Critics called the strike a departure from decades of law-enforcement-style interdictions led largely by the Coast Guard, in which smugglers were arrested and narcotics seized for prosecution. What happened Tuesday was "a murder anywhere in the world," Colombia's president, Gustavo Petro, wrote on X. Former Human Rights Watch executive director Kenneth Roth added, "Trump admits he ordered a summary execution - the crime of murder. Drug traffickers are not combatants who can be shot on sight. They are criminal suspects who must be arrested and prosecuted."
U.S. officials defended the decision, citing Tren de Aragua's terrorist designation. Secretary of State Marco Rubio, speaking in Mexico on Wednesday, said: "The President of the United States is going to wage war on narco-terrorist organizations." He argued that traditional interdictions are ineffective: "Because these drug cartels - what they do is they know they're going to lose 2% of their cargo - they bake it into their economics.
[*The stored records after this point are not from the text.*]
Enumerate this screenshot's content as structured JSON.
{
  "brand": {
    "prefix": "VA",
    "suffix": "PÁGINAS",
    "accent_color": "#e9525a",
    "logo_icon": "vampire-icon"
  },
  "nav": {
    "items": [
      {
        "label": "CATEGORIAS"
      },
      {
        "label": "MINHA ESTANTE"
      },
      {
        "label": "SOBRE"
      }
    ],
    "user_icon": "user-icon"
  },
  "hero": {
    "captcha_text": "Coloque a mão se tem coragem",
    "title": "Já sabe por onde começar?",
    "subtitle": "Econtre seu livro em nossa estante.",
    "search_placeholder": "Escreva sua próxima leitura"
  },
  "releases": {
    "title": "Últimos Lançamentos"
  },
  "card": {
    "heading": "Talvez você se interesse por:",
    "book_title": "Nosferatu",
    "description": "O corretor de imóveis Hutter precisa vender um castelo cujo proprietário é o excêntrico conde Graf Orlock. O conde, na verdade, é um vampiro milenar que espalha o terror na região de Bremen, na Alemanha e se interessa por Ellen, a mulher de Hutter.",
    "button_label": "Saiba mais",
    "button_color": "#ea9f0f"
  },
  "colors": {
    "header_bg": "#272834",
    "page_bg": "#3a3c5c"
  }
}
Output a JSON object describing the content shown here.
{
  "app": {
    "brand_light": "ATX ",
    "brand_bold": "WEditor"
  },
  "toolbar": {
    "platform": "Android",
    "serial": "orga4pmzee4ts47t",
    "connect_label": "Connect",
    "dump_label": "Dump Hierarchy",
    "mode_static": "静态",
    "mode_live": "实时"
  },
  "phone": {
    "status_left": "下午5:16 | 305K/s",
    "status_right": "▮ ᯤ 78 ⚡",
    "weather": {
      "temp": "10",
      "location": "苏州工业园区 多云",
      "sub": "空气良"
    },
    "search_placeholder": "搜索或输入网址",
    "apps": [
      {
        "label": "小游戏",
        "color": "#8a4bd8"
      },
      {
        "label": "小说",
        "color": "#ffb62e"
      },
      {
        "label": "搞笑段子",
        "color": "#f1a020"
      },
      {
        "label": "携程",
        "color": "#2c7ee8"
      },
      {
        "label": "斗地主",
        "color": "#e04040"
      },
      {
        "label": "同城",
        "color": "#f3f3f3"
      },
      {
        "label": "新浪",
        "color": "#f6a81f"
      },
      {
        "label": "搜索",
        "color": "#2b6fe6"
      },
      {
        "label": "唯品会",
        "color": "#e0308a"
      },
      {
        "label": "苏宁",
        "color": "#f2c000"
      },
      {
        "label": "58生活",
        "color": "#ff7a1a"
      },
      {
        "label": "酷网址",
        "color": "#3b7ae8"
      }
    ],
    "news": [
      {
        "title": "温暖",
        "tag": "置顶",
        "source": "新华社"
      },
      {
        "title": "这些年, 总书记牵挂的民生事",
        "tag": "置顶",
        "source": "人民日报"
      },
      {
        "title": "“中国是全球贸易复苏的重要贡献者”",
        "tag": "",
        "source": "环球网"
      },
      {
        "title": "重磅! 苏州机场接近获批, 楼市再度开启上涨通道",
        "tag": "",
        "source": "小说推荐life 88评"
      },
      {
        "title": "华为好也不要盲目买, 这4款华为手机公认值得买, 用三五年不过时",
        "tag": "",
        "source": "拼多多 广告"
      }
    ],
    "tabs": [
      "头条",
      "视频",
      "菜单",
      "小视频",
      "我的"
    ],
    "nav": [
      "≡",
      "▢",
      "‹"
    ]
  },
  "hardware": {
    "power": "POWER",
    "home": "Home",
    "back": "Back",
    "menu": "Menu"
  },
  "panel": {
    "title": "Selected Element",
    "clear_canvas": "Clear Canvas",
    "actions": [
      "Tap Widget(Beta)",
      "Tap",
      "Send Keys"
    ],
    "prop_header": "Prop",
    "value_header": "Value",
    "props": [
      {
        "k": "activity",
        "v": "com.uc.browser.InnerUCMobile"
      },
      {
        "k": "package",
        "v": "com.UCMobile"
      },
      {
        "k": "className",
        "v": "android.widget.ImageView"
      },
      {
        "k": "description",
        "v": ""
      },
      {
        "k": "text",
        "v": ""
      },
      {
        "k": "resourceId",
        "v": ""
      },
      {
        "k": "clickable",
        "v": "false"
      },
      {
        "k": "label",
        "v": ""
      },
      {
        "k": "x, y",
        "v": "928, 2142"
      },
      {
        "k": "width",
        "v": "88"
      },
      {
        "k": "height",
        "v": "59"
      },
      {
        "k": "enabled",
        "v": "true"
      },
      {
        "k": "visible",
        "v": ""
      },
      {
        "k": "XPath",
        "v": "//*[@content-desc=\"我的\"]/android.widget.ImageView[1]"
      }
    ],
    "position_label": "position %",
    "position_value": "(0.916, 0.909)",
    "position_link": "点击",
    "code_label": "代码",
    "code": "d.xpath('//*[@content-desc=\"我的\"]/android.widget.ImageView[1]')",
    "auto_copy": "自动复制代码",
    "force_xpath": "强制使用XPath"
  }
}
What will stop them is when you blow them up, when you get rid of them."
Defense Secretary Pete Hegseth echoed that stance, warning on Fox News, "Anyone else trafficking in those waters who we know is a designated narcoterrorist will face the same fate." He added, "The only person who should be worried is Nicolas Maduro, who's running, effectively, as a kingpin of a narcostate."
Maduro, who has faced a $50 million U.S. bounty since Trump's first term, denounced the strike as a ploy to seek regime change. "Venezuela is confronting the biggest threat that has been seen on our continent in the last 100 years," he said Monday.
Not all U.S. voices were aligned with the policy. Sen. Rand Paul (R., Ky.) expressed concern, telling Newsmax that Congress should authorize war before "the administration wages full-scale war on cartels." According to Axios, Former U.S. Attorney Patrick Sullivan, who prosecuted Panama's Manuel Noriega after the 1989 invasion, noted the novelty of the approach: "We've never seen this before. This is a totally different approach. No one fired a missile at a go-fast boat and just destroyed it. It's just totally unheard of."
Isaias Medina, a former Venezuelan UN diplomat turned dissident, defended the operation as a turning point. "The recent U.S. Marine strike on the alleged Tren de Aragua narcotics vessel operated out of Venezuela under a regime deeply linked to crimes against humanity and narco-terrorism marked a turning point in the fight against international organized crime," he told Fox News Digital. "Safe harbors in international waters are no longer sanctuaries for traffickers and smugglers."